Etched, a San Jose-based startup, has reportedly secured approximately $500 million in a new funding round that values the company at $5 billion. Led by the venture firm Stripes and featuring backers like Peter Thiel, this massive raise elevates Etched to "Unicorn" status as it prepares to challenge Nvidia’s dominance. With total funding now nearing $1 billion, the company is accelerating the development of its specialized AI hardware.
Engineering the Sohu AI Accelerator
The centerpiece of the company’s strategy is the Sohu chip, an application-specific integrated circuit (ASIC) designed exclusively to accelerate transformer-based AI models. Unlike traditional GPUs that handle diverse computational tasks, Sohu "hard-wires" the specific matrix multiplication patterns required for large language models like ChatGPT and Claude. Etched is leveraging Taiwan Semiconductor Manufacturing Co.’s (TSMC) advanced 4nm process technology and High Bandwidth Memory (HBM) to produce this specialized silicon. By stripping away the flexibility needed for other neural network types, the company claims it can achieve unprecedented throughput and energy efficiency for the industry's most popular model architecture.

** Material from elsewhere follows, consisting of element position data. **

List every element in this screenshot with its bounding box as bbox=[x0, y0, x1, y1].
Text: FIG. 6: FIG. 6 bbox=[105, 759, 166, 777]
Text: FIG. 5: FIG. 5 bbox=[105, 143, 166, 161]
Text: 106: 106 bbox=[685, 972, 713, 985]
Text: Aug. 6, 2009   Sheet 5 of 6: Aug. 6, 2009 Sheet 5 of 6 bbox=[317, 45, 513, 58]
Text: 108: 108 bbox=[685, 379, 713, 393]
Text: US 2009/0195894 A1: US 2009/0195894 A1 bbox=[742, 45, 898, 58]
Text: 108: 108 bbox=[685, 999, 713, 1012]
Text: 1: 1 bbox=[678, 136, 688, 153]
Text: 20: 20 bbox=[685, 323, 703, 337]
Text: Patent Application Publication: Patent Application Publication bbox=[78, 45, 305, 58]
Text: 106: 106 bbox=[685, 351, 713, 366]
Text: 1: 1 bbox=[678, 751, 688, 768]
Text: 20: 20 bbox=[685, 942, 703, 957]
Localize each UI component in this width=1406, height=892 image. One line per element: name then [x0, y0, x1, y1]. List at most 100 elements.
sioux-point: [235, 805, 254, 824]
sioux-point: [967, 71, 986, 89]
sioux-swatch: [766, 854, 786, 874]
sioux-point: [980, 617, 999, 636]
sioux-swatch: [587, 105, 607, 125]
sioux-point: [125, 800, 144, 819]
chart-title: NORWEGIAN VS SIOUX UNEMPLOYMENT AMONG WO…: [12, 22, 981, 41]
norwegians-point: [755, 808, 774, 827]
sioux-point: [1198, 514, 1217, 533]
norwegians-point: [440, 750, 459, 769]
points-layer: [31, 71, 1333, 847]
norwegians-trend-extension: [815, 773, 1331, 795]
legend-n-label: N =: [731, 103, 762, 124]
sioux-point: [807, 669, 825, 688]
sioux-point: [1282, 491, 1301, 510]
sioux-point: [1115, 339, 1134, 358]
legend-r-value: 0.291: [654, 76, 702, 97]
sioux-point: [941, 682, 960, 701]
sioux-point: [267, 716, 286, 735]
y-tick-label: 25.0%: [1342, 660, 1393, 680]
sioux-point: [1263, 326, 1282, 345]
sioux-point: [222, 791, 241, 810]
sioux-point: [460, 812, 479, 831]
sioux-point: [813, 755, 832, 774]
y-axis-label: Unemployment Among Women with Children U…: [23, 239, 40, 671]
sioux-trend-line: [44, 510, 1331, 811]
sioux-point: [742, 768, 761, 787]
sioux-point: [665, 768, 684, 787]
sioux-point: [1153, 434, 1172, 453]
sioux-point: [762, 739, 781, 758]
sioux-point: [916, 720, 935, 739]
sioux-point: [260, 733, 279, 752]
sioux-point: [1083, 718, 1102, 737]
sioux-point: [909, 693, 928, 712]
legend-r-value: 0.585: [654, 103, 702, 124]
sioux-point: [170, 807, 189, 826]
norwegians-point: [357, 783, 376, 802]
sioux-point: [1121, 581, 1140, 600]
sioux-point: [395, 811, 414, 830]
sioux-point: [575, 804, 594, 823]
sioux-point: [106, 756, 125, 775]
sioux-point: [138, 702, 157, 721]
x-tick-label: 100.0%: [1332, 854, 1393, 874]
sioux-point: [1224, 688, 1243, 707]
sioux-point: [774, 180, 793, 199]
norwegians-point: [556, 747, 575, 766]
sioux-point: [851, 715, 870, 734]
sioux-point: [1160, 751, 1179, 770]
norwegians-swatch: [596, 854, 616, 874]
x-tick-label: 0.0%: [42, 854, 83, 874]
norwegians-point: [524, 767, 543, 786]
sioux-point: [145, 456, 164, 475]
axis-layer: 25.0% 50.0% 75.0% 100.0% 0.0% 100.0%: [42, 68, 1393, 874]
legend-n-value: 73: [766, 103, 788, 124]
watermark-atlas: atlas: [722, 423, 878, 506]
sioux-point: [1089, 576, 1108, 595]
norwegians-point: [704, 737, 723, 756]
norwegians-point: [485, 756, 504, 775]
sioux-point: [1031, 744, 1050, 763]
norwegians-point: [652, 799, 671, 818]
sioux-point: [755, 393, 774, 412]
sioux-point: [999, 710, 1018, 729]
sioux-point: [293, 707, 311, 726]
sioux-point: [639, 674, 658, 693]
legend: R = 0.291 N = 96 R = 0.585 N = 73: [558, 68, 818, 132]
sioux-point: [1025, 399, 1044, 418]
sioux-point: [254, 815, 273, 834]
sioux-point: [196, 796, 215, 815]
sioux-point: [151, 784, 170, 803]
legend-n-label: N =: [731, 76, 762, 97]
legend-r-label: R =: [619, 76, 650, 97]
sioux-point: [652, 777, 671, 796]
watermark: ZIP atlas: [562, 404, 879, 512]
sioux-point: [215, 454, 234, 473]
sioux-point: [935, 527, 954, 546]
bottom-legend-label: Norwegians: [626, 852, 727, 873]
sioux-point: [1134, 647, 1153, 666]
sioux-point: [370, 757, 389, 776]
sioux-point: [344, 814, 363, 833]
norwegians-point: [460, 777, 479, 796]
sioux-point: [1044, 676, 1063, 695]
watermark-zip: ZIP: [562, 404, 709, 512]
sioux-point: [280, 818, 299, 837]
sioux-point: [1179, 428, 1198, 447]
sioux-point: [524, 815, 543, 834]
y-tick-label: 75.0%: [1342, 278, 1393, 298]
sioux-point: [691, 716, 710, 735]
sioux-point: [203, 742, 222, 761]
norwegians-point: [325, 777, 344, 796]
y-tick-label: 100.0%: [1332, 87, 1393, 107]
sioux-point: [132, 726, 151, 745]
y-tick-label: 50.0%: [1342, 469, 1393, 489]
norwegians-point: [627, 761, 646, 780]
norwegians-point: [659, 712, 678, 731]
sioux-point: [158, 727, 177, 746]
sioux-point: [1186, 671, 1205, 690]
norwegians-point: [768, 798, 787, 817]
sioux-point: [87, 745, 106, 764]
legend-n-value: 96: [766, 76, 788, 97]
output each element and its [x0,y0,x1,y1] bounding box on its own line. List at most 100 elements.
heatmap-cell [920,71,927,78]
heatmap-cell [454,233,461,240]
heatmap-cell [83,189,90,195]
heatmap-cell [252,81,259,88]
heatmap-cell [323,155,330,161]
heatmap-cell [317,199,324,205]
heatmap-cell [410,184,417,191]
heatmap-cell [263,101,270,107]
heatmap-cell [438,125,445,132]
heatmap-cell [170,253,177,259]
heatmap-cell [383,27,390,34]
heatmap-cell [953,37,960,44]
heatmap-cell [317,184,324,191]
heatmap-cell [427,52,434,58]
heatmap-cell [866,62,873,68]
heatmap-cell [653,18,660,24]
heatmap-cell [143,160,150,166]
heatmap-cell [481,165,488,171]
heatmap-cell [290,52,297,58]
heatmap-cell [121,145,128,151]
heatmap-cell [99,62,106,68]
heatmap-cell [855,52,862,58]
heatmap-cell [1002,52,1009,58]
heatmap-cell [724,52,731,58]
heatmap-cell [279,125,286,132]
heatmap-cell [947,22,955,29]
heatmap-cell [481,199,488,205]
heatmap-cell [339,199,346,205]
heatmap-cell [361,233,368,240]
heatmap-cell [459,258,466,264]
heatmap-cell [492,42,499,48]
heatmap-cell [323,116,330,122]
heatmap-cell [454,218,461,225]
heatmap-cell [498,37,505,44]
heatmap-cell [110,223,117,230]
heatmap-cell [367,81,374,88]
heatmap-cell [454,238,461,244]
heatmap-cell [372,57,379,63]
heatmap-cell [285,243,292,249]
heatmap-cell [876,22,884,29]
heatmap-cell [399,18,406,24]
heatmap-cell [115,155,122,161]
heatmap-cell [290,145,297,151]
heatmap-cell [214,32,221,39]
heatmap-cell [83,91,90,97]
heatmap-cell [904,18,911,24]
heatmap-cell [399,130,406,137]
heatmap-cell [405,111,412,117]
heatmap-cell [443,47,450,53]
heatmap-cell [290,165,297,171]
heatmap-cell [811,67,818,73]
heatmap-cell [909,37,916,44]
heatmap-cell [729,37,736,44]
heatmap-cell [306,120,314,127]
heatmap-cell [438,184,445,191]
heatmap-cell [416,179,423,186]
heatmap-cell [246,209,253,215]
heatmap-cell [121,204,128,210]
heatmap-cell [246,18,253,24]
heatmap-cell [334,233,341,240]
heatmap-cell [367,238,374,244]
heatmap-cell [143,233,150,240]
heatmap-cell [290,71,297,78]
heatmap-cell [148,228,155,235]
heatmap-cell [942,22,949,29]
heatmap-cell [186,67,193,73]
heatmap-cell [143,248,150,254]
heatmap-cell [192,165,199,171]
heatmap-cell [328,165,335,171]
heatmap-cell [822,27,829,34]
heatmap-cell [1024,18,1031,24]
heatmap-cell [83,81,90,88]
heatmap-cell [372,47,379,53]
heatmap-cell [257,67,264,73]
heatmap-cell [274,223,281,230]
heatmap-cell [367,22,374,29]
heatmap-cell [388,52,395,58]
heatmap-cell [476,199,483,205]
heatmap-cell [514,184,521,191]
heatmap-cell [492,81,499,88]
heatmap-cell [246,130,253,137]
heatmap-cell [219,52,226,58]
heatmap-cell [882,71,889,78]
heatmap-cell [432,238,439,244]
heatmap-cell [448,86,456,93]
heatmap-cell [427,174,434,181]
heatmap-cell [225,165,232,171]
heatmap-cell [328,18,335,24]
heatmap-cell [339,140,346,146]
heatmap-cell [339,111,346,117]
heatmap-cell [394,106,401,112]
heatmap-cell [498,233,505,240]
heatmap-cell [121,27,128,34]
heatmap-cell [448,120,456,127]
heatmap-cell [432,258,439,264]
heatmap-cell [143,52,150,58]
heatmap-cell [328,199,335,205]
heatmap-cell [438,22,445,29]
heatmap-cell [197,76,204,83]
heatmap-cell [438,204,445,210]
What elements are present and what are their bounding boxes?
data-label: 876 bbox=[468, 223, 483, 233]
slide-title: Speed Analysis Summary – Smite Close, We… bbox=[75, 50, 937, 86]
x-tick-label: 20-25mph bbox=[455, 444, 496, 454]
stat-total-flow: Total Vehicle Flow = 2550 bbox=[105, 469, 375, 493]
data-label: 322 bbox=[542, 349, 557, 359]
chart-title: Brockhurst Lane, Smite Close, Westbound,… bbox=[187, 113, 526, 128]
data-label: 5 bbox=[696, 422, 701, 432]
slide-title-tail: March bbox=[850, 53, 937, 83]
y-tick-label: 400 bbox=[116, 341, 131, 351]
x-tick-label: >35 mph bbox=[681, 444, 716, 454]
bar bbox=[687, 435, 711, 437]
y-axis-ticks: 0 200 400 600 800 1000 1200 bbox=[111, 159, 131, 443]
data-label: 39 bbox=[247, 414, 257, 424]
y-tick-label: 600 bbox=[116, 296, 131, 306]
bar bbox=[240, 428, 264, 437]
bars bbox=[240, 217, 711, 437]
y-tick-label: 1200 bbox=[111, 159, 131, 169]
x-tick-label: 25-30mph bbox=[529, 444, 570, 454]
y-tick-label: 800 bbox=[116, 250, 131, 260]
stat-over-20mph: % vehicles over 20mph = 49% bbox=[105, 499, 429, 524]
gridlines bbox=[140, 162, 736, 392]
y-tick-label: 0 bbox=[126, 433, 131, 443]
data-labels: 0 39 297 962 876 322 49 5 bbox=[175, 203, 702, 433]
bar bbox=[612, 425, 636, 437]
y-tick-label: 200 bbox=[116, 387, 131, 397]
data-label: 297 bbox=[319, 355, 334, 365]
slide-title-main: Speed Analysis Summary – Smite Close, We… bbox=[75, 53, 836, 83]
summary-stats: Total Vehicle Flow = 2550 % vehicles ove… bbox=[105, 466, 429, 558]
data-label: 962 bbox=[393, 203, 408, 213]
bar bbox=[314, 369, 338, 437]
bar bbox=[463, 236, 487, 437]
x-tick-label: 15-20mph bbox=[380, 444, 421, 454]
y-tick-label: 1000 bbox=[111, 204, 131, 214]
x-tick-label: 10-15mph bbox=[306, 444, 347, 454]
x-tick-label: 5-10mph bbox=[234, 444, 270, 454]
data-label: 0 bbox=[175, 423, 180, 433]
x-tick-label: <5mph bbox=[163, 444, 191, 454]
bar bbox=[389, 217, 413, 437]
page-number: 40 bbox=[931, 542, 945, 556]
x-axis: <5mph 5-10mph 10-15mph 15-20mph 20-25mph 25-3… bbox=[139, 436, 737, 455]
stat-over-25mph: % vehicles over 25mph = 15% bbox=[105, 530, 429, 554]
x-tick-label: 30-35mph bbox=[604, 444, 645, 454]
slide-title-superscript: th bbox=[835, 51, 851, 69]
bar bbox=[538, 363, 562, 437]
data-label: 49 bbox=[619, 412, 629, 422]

Performance Claims and Market Ambition
Etched has made headlines with bold performance assertions, claiming that its Sohu chip can deliver inference speeds up to 20 times faster than Nvidia’s H100 GPUs. The company suggests that a single server equipped with eight Sohu chips could effectively replace up to 160 H100 units, offering a far more compact and cost-effective solution for data centers. However, these figures remain unverified by independent third-party benchmarks, leaving some industry analysts cautious about how the chip will perform against newer competitors like Nvidia’s Blackwell (B200) architecture. Despite these uncertainties, specialized cloud providers and inference-as-a-service platforms are watching closely, as the potential for a 10-fold increase in efficiency could drastically lower the operational costs of deploying massive AI models.
Strategic Risks and the AI Hardware Race
The path to challenging a market leader that controls an estimated 70% to 95% of the AI accelerator market is fraught with significant execution and technological risks. CEO Gavin Uberti has openly acknowledged that Etched’s specialized approach is a "bet on transformers," meaning a fundamental shift in AI architectures could potentially render the Sohu chip obsolete. Beyond architectural shifts, the company must also navigate multi-year development cycles and the complex logistics of scaling high-end semiconductor manufacturing. Nevertheless, the successful $500 million raise provides the financial runway necessary to recruit veteran talent from established giants like Broadcom and Cypress Semiconductor to help bring their vision to fruition.
This landmark funding round signals that the market is ready for dedicated silicon that prioritizes extreme efficiency for specific, high-demand AI workloads. While the ultimate success of the Sohu chip depends on real-world validation, Etched has successfully positioned itself at the forefront of the next wave of hardware innovation. By narrowing its focus to doing one thing exceptionally well, the company is betting that purpose-built silicon is the key to the future of AI.